Many have advocated for the universal use of body cameras on police officers, but in the case of Sterling, the police officer who was responsible for the shooting did not turn his body camera on until after the shooting occurred. The only video of the incident depicts the efforts to save Sterling's life.

The conversation on criminal justice reform continues as no true solution has been found.

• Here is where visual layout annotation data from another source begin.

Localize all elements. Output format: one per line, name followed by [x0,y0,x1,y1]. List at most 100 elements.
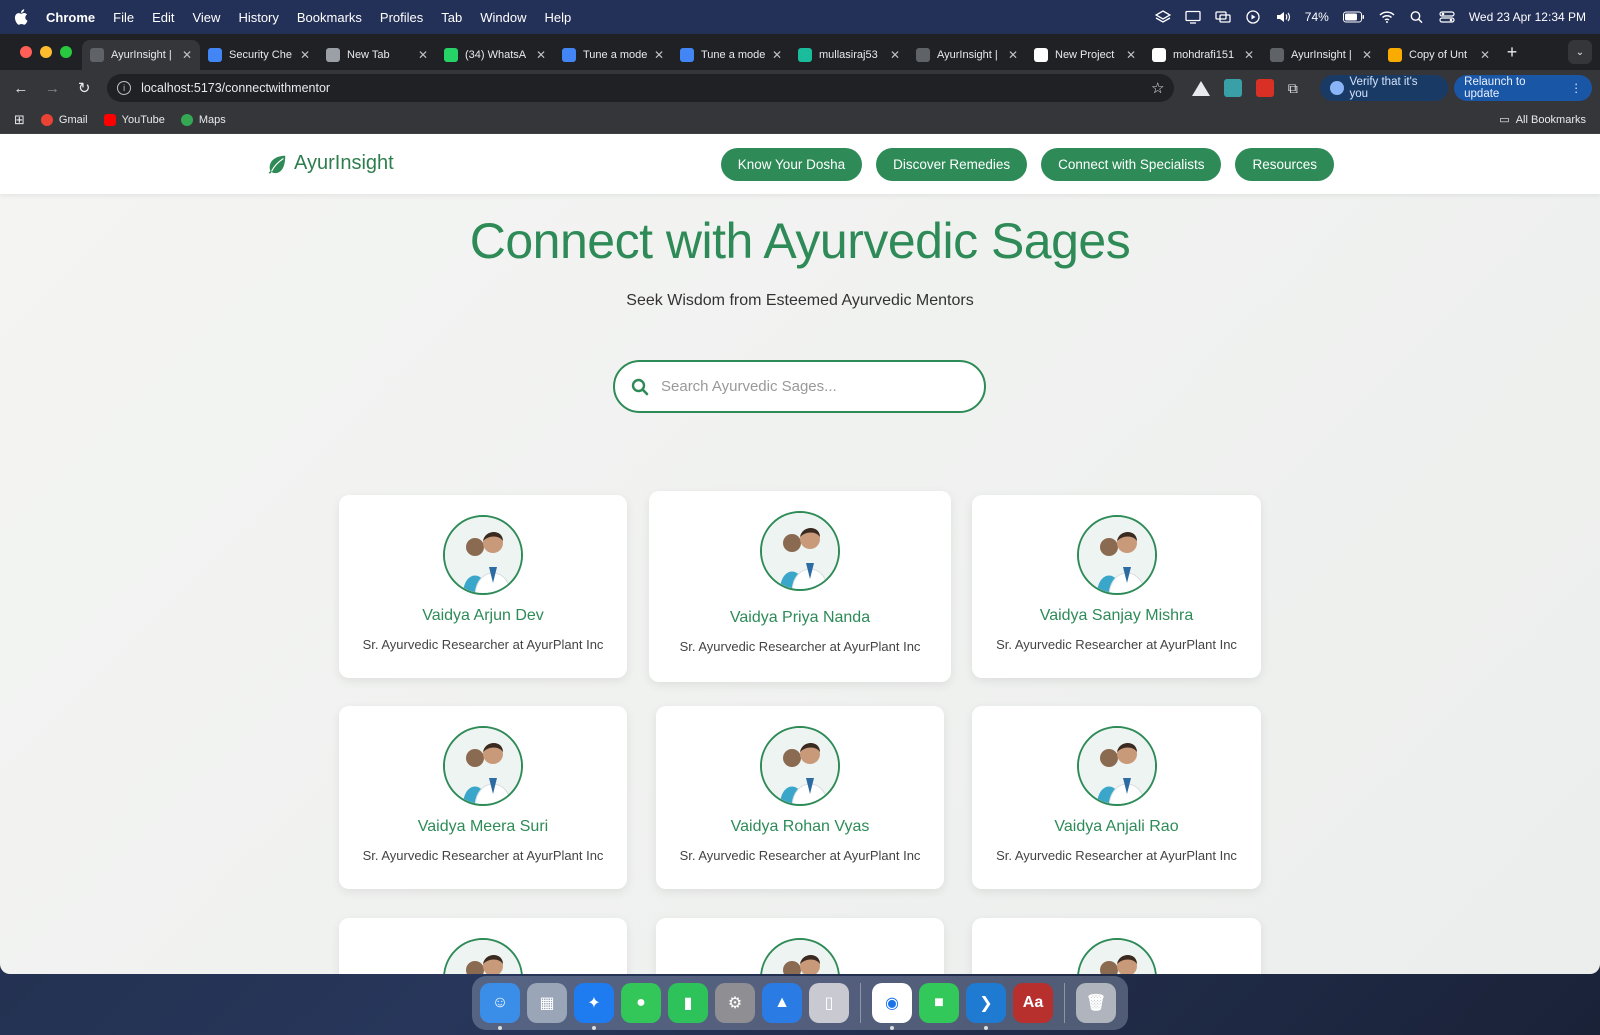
menu-tab[interactable]: Tab [441,10,462,25]
mentor-card[interactable] [972,918,1261,974]
nav-discover-remedies[interactable]: Discover Remedies [876,148,1028,181]
new-tab-button[interactable]: + [1498,42,1526,63]
minimize-window-button[interactable] [40,46,52,58]
mentor-card[interactable]: Vaidya Anjali Rao Sr. Ayurvedic Researche… [972,706,1261,889]
all-bookmarks-button[interactable]: ▭ All Bookmarks [1499,113,1586,127]
close-window-button[interactable] [20,46,32,58]
reload-button[interactable]: ↻ [71,75,97,101]
close-tab-icon[interactable]: ✕ [536,48,546,62]
browser-tab[interactable]: AyurInsight | ✕ [908,40,1026,70]
menu-view[interactable]: View [192,10,220,25]
back-button[interactable]: ← [8,75,34,101]
apps-grid-icon[interactable]: ⊞ [14,112,25,128]
play-icon[interactable] [1245,10,1261,24]
mentor-search-input[interactable] [661,378,961,395]
menu-help[interactable]: Help [545,10,572,25]
bookmark-maps[interactable]: Maps [180,113,226,126]
menu-app-name[interactable]: Chrome [46,10,95,25]
safari-icon[interactable]: ✦ [574,983,614,1030]
extension-red-icon[interactable] [1256,79,1274,97]
main-nav: Know Your Dosha Discover Remedies Connec… [720,148,1334,181]
menu-history[interactable]: History [238,10,278,25]
browser-tab[interactable]: (34) WhatsA ✕ [436,40,554,70]
browser-tab[interactable]: mohdrafi151 ✕ [1144,40,1262,70]
close-tab-icon[interactable]: ✕ [890,48,900,62]
mentor-card[interactable]: Vaidya Sanjay Mishra Sr. Ayurvedic Resear… [972,495,1261,678]
apple-icon[interactable] [14,9,28,25]
browser-tab[interactable]: Copy of Unt ✕ [1380,40,1498,70]
menu-bookmarks[interactable]: Bookmarks [297,10,362,25]
bookmark-star-icon[interactable]: ☆ [1151,79,1164,97]
extension-teal-icon[interactable] [1224,79,1243,97]
browser-tab[interactable]: AyurInsight | ✕ [1262,40,1380,70]
spotlight-search-icon[interactable] [1409,10,1425,24]
url-text[interactable]: localhost:5173/connectwithmentor [141,81,330,95]
bookmark-gmail[interactable]: Gmail [40,113,88,126]
close-tab-icon[interactable]: ✕ [654,48,664,62]
browser-tab[interactable]: Tune a mode ✕ [672,40,790,70]
mentor-search-box[interactable] [613,360,986,413]
preview-icon[interactable]: ▯ [809,983,849,1023]
close-tab-icon[interactable]: ✕ [182,48,192,62]
browser-tab[interactable]: Tune a mode ✕ [554,40,672,70]
messages-icon[interactable]: ● [621,983,661,1023]
chrome-icon[interactable]: ◉ [872,983,912,1030]
nav-resources[interactable]: Resources [1235,148,1334,181]
verify-identity-button[interactable]: Verify that it's you [1319,75,1449,101]
site-logo[interactable]: AyurInsight [266,152,394,175]
mentor-card[interactable]: Vaidya Priya Nanda Sr. Ayurvedic Research… [649,491,951,682]
extensions-puzzle-icon[interactable]: ⧉ [1280,75,1306,101]
dictionary-icon[interactable]: Aa [1013,983,1053,1023]
mentor-card[interactable]: Vaidya Rohan Vyas Sr. Ayurvedic Researche… [656,706,944,889]
menu-window[interactable]: Window [480,10,526,25]
address-bar[interactable]: i localhost:5173/connectwithmentor ☆ [107,74,1175,102]
menu-edit[interactable]: Edit [152,10,174,25]
nav-know-your-dosha[interactable]: Know Your Dosha [720,148,863,181]
keynote-icon[interactable]: ▲ [762,983,802,1023]
battery-icon[interactable] [1342,10,1365,24]
browser-tab[interactable]: mullasiraj53 ✕ [790,40,908,70]
numbers-icon[interactable]: ▮ [668,983,708,1023]
launchpad-icon[interactable]: ▦ [527,983,567,1023]
mentor-card[interactable] [656,918,944,974]
close-tab-icon[interactable]: ✕ [1008,48,1018,62]
mentor-card[interactable] [339,918,627,974]
bookmark-youtube[interactable]: YouTube [103,113,165,126]
running-indicator [498,1026,502,1030]
clock[interactable]: Wed 23 Apr 12:34 PM [1469,10,1586,24]
extension-triangle-icon[interactable] [1192,80,1211,96]
tab-search-button[interactable]: ⌄ [1568,40,1592,64]
screen-mirroring-icon[interactable] [1215,10,1231,24]
finder-icon[interactable]: ☺ [480,983,520,1030]
facetime-icon[interactable]: ■ [919,983,959,1023]
display-icon[interactable] [1185,10,1201,24]
more-menu-icon[interactable]: ⋮ [1570,81,1582,95]
mentor-card[interactable]: Vaidya Arjun Dev Sr. Ayurvedic Researcher… [339,495,627,678]
trash-icon[interactable]: 🗑 [1076,983,1116,1023]
menu-file[interactable]: File [113,10,134,25]
layers-icon[interactable] [1154,10,1171,24]
volume-icon[interactable] [1275,10,1291,24]
browser-tab[interactable]: New Tab ✕ [318,40,436,70]
menu-profiles[interactable]: Profiles [380,10,423,25]
nav-connect-with-specialists[interactable]: Connect with Specialists [1041,148,1222,181]
browser-tab[interactable]: AyurInsight | ✕ [82,40,200,70]
system-settings-icon[interactable]: ⚙ [715,983,755,1023]
mentor-card[interactable]: Vaidya Meera Suri Sr. Ayurvedic Researche… [339,706,627,889]
relaunch-button[interactable]: Relaunch to update ⋮ [1454,75,1592,101]
close-tab-icon[interactable]: ✕ [1362,48,1372,62]
browser-tab[interactable]: Security Che ✕ [200,40,318,70]
vscode-icon[interactable]: ❯ [966,983,1006,1030]
site-info-icon[interactable]: i [117,81,132,95]
control-center-icon[interactable] [1439,10,1455,24]
close-tab-icon[interactable]: ✕ [1126,48,1136,62]
close-tab-icon[interactable]: ✕ [418,48,428,62]
wifi-icon[interactable] [1379,10,1395,24]
close-tab-icon[interactable]: ✕ [300,48,310,62]
close-tab-icon[interactable]: ✕ [772,48,782,62]
browser-tab[interactable]: New Project ✕ [1026,40,1144,70]
close-tab-icon[interactable]: ✕ [1480,48,1490,62]
zoom-window-button[interactable] [60,46,72,58]
close-tab-icon[interactable]: ✕ [1244,48,1254,62]
forward-button[interactable]: → [40,75,66,101]
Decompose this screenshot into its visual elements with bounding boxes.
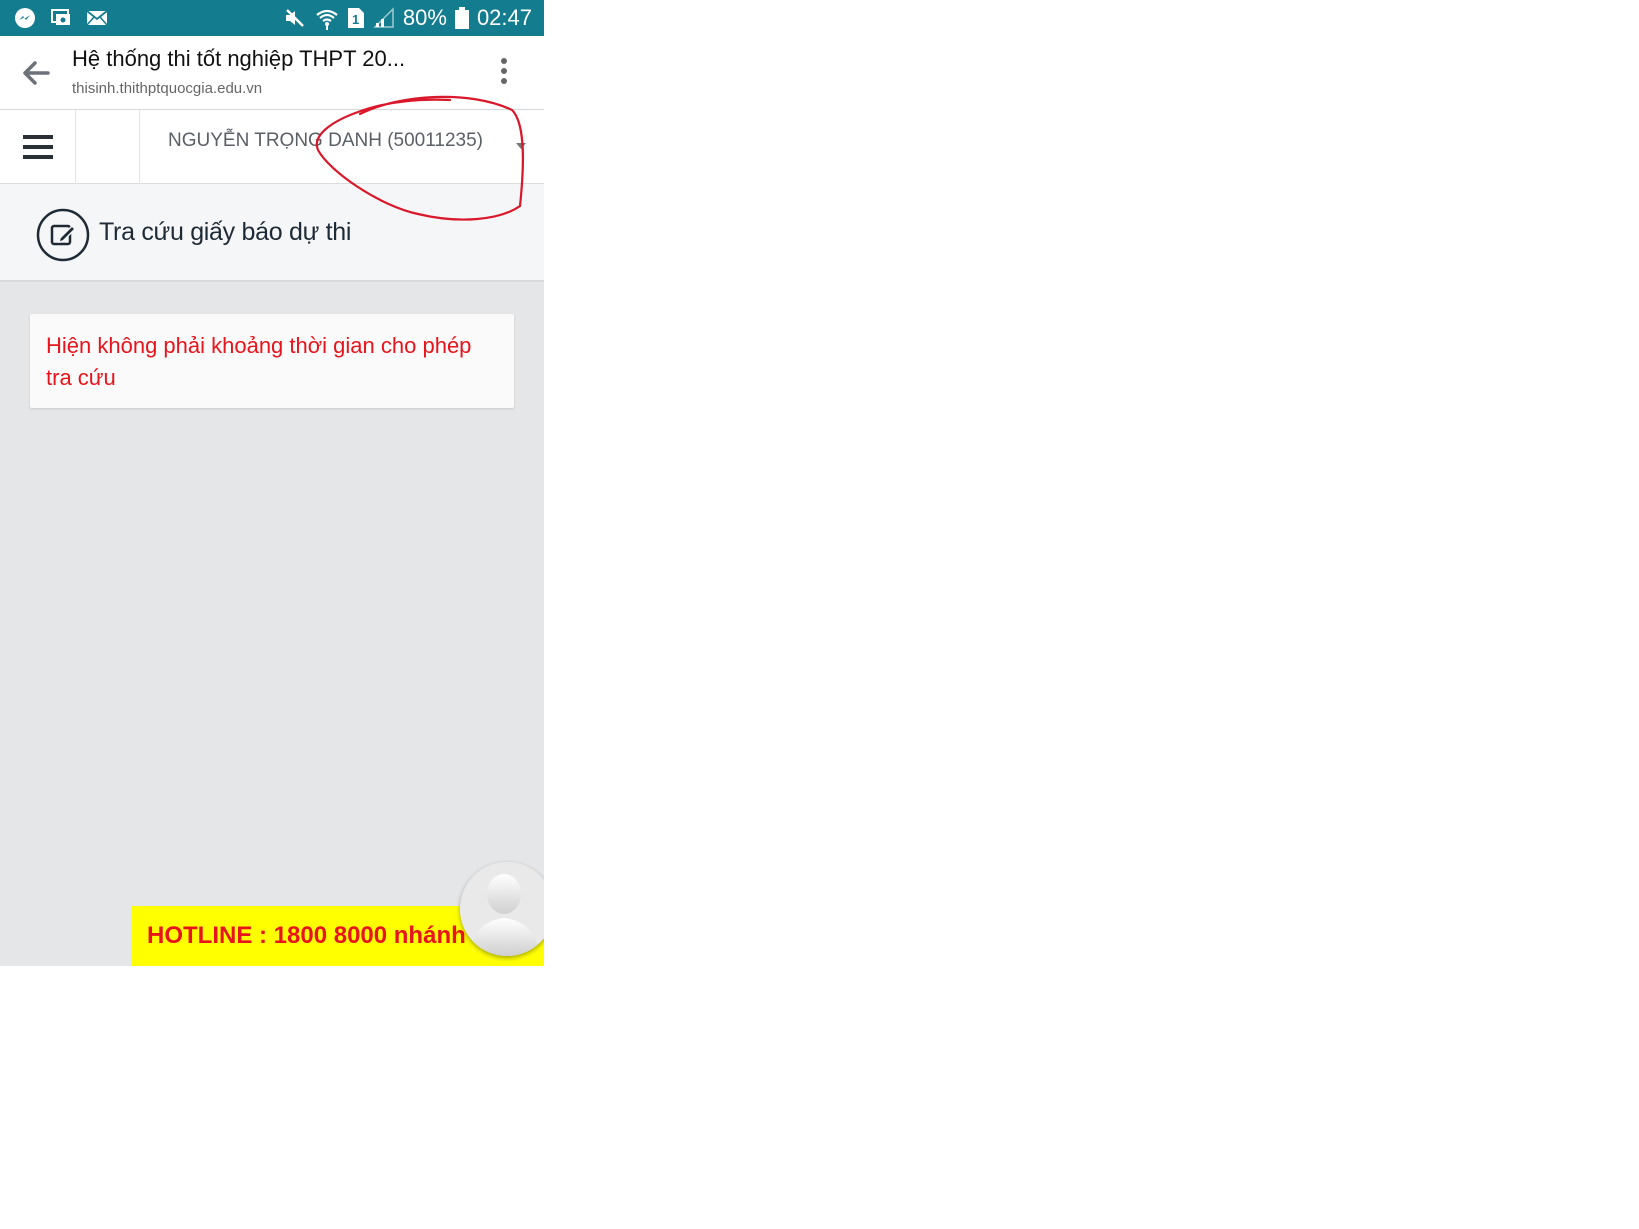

African Americans are shot and killed a disproportionate rate by police, but efforts to mitigate these problems have had limited results.

These issues remain of major importance to voters who cite discrimination as a major point of contingency in this election.

Even with heavy media focus on the allegations of sexual assault against Donald Trump, a recent poll conducted by the University of Southern California shows that racial discrimination is among the most salient issues amongst voters.

According to the same poll, a voter's opinion on the issue of systemic discrimination is more likely to sway that voter towards one particular candidate than the usual political be-all-end-all, the economy.

Criminal justice reform is an even bigger issue with millennials, as polls show that 72 percent of the demographic believe that police brutality against African Americans is an issue that needs to be addressed.

These numbers show that the American people are receptive to change, but the incoming president must also be sympathetic to these problems for large-scale improvements to occur.

The economy, immigration, and abortion have been the issues dominating the debate rhetoric thus far, which begs the question: how long will these killings and subsequent protests continue before real progress is made?